La vice-présidente Kamala Harris, candidate démocrate à la présidence, est vue sur un écran vidéo après l’appel nominal lors de la Convention nationale démocrate, mardi 20 août 2024, à Chicago. (AP Photo/J. Scott Applewhite)
« Nous devons réfléchir à ce qui compte vraiment pour les Américains. Nous devons réfléchir de manière approfondie à notre approche de la défense. Le monde est plus dangereux. Nous ne sommes pas à la hauteur des défis que nous devons relever en tant que pays », a déclaré Morneau.

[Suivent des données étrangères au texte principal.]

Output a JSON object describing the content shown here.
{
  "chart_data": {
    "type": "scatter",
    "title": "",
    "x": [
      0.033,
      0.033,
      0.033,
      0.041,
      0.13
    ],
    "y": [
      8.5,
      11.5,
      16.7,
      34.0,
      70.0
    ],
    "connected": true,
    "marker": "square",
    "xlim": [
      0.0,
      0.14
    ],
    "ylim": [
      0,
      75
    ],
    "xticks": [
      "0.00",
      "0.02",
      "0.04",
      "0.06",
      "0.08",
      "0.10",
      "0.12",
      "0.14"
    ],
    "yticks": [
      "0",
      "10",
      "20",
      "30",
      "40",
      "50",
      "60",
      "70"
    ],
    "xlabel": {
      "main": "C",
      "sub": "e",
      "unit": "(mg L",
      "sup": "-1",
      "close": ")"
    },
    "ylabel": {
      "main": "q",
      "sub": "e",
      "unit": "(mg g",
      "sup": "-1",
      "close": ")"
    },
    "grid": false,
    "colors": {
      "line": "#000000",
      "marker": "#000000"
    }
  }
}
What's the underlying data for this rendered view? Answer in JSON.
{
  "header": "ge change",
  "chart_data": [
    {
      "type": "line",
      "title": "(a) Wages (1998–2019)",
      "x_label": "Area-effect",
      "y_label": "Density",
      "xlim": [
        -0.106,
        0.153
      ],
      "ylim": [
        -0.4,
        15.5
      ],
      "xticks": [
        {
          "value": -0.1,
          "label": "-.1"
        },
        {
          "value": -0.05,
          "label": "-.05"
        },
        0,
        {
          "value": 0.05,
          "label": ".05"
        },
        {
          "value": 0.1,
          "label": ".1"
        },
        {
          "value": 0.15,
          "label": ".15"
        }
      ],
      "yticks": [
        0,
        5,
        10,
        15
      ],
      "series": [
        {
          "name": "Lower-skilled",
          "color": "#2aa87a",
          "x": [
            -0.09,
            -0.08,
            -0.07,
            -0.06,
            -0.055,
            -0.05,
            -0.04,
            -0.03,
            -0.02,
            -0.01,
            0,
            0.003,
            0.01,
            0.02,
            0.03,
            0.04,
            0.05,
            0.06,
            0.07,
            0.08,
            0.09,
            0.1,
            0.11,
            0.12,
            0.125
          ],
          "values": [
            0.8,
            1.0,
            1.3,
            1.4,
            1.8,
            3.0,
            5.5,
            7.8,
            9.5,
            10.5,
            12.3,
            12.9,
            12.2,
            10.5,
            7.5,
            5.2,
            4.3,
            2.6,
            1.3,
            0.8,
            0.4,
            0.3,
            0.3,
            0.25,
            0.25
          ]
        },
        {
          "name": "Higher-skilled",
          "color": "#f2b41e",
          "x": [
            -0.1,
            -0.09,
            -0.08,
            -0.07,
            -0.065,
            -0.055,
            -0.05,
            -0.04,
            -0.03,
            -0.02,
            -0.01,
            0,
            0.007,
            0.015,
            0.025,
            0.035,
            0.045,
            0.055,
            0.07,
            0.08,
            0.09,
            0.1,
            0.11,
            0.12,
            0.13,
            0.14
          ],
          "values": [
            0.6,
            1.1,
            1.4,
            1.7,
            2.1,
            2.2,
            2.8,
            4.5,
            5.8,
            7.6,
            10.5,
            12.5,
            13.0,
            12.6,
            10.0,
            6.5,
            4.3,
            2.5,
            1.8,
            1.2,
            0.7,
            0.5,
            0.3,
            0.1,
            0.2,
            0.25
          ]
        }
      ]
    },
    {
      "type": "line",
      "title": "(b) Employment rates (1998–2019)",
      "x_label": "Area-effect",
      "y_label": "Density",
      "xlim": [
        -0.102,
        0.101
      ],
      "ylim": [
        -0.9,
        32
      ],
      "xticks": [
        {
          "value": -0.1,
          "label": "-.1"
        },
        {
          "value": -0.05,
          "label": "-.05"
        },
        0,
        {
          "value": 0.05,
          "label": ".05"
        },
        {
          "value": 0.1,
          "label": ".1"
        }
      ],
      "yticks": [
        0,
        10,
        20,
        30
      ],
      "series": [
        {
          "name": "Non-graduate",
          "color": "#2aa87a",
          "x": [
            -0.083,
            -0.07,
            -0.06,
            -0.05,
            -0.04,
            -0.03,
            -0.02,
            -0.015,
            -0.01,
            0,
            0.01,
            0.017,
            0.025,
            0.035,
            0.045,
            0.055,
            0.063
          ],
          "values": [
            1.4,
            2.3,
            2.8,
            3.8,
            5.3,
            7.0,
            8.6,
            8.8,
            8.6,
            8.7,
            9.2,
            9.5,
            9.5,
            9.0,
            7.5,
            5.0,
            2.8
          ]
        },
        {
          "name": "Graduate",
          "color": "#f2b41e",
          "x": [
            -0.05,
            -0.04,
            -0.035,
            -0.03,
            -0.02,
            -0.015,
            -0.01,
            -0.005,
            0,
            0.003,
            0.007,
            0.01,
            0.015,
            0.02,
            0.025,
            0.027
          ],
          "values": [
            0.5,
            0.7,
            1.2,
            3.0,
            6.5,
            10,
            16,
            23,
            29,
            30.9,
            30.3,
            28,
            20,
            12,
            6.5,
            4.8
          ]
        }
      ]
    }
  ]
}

« Cela compte énormément pour les États-Unis. »
Interrogé sur le coût de l’accélération, à un moment où Morneau a également exhorté le gouvernement à faire preuve de plus de retenue budgétaire, il a insisté sur le fait que les deux sont possibles en faisant des « choix difficiles ».
« Oui, c’est cher. Oui, c’est environ 15 milliards de dollars de plus par an, et c’est beaucoup d’argent, mais pensez à l’importance de nos relations commerciales avec les États-Unis », a déclaré M. Morneau.
« Pensez à la nécessité pour nous de nous allier à nos partenaires. »
Il est juste de dire, compte tenu des événements du mois dernier, que beaucoup de Canadiens y pensent alors que la course à la Maison Blanche entre dans sa dernière ligne droite de dix semaines.